View Single Post
Old 2008-11-10, 20:20   Link #37
Mumitroll
Banned
 
Join Date: Nov 2008
Location: Germany
Age: 44
Quote:
If Iran had nukes, and Israel was convinced Iran was planing a strike, they might very well use them.
no. "planning a strike" is not a justification for a preemptive nuclear attack. Israel would be eradicated after that, by whatever means available to Arab states.


Quote:
Those are some big ifs though. Also, since you pointed out that Israel would possibly launch a conventional attack that "potentially does not require US approval" you'd be willing to conceed that the policies of Israel are not dictated by the US?
how should I best put it... Israel is like an attack dog which is being kept at a short leash. it cannot do anything major by itself, but it can bite its neighborhood every now and then. ok as an analogy?

although tbh what that analogy is missing is the backlink from the dog to the master.. which is also substantial in this particular case.


Quote:
I guess you've never heard of Great Britain.
the British Empire was never even close. or did it have a fleet of nuclear aircraft carriers capable of bombing almost every country in the world into the ground within months?


Quote:
What? Are you saying American hates itself, or other people hate America?
other people. the US is currently at a historical low in terms of worldwide esteem. I think the recent Gallup polls resulted in an estimated 80% of the world disliking the US. thats probably realistic too - here in Germany i'd say its more like 90%. in Russia it's probably around 95%. and in Iran or Iraq... lol.


Quote:
Now I know you've heard of the Soviet Union, since you mentioned them. Last I checked they had lots of nukes.
i meant pre-US. aka 19th century or before.


Quote:
How exactly are terrorists going to get their hands on this nuclear device? Nuclear weapons are not something you can make in a mountain cave.

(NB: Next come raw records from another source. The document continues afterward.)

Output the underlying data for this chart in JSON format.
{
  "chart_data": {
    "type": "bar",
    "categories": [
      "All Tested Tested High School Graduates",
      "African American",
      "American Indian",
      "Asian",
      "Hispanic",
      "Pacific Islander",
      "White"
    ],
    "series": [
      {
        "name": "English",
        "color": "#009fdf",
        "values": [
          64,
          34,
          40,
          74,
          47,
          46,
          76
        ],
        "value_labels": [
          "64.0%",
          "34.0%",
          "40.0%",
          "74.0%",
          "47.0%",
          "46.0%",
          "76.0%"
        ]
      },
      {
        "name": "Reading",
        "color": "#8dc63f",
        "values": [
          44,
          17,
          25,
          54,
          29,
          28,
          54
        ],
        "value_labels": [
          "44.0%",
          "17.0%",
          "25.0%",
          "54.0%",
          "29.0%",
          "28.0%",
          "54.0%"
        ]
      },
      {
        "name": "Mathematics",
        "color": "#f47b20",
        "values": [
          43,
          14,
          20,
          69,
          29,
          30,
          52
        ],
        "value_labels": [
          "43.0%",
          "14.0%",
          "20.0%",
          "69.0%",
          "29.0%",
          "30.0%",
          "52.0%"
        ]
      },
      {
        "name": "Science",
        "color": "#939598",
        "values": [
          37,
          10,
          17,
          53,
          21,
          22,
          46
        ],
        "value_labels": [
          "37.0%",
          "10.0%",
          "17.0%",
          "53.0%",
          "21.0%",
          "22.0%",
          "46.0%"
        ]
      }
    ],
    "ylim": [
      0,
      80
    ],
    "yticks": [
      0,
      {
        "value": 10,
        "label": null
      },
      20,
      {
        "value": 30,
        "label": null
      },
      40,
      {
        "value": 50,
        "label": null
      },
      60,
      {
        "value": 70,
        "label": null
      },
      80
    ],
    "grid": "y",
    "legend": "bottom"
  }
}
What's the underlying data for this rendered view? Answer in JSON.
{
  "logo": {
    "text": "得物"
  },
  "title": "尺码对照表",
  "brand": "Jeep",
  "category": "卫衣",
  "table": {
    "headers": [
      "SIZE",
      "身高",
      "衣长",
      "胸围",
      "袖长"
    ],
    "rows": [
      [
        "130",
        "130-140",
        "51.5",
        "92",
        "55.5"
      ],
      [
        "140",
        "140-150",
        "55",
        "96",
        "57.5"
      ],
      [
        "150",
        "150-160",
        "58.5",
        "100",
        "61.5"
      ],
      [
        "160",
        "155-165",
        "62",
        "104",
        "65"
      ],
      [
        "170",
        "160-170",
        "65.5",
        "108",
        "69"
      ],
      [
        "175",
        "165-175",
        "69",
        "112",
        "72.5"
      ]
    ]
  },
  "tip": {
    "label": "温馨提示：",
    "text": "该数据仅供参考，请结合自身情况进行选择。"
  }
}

They require a lot of high tech infrastructure to refine the nuclear material.
you can theoretically obtain fissile materials today, maybe with large bribes etc. in any case I am not one to guarantee that its impossible.


Quote:
Also, I'd point out that it most certainly wouldn't end with a mushroom cloud over a US city.
the US foreign policy as of today would probably end, or at least become much more moderate. there would be nobody to bomb in revenge, so they would have to concede millions of victims for nothing. ok, they might find someone - Iran for example - but a onetime occurrence would probably be enough to radically reevaluate the risks. it would have to be a nuclear bomb though - 9/11 wasnt enough yet.


Quote:
We could like, start with the whole the USA is the most hated nation in history and go from there. Point: Nanjing massacre riled up people a lot more than McDonalds-in-your-backyard did.
not really. Nanjing is basically known in China and a few more SE countries. so maybe 2 billions (if we - unrealistically - say that everyone in SE Asia disliked JP as a result). if we take the above Gallup estimates as a basis, we've got around 4 billion people disliking the US today.

also, Nanjing casualties are estimated at around 100,000-200,000. the two US bombs on Hiroshima and Nagasaki killed more than that. i dont even mention the firebombings of Tokyo and Dresden.


Quote:
Another point: blind anti-Americanism (whereby everything American sucks, as your opinion seems to demonstrate here) is not the prevailing diplomatic stance of most, if not all, European states, no matter what the prevailing public opinion is.
lol do you realize what you just said? yes an anti-US policy may be not the prevailing stance of EU states... but they're, coincidentally, democracies. so a government that doesnt represent its people will ultimately get busted. and some do. yes, you may say that in many EU countries all the major parties basically run a US-subservient course (for many reasons), contradicting the will of the vast majority of their own population.... but all that you're admitting by that is that you're supporting tyranny and stuff being forced on people against their will.


Quote:
Oh, and yet another hint: much of the USA's hegemony in world politics is based on its economic strength and its system of alliances as well, not just some sort of singular, oppressive "force."
that was the case previously, in the 50s-80s. nowadays, not anymore. the US economy is not competitive anymore, nearly anywhere. the few sectors that remain are basically: arms, aerospace, computers/software, agricultural equipment, and biotech. just about everything else, the US economy works for its inner market and is not competitive internationally.



Quote:
And finally: mushroom clouds? Newsflash: the Cold War ended almost two decades ago.
i think you're also not entirely in the clear of the political realities of the world... the Cold War never ended. while the USSR might have unilaterally ended it on its side, and reduced its BMs, warheads, and military budget, the US never did. it just kept going on much in the same way. and since Russia nowadays is returning back on the arms race track - see recent Russia-Georgia war - it's basically Cold War all over again.

to quote one of the oldest and most experienced German journalists - Peter Scholl-Latour - when asked "When is the new Cold War coming?" at a political roundtable earlier this year he said "Coming? It's already here."

Last edited by Mumitroll; 2008-11-10 at 20:34.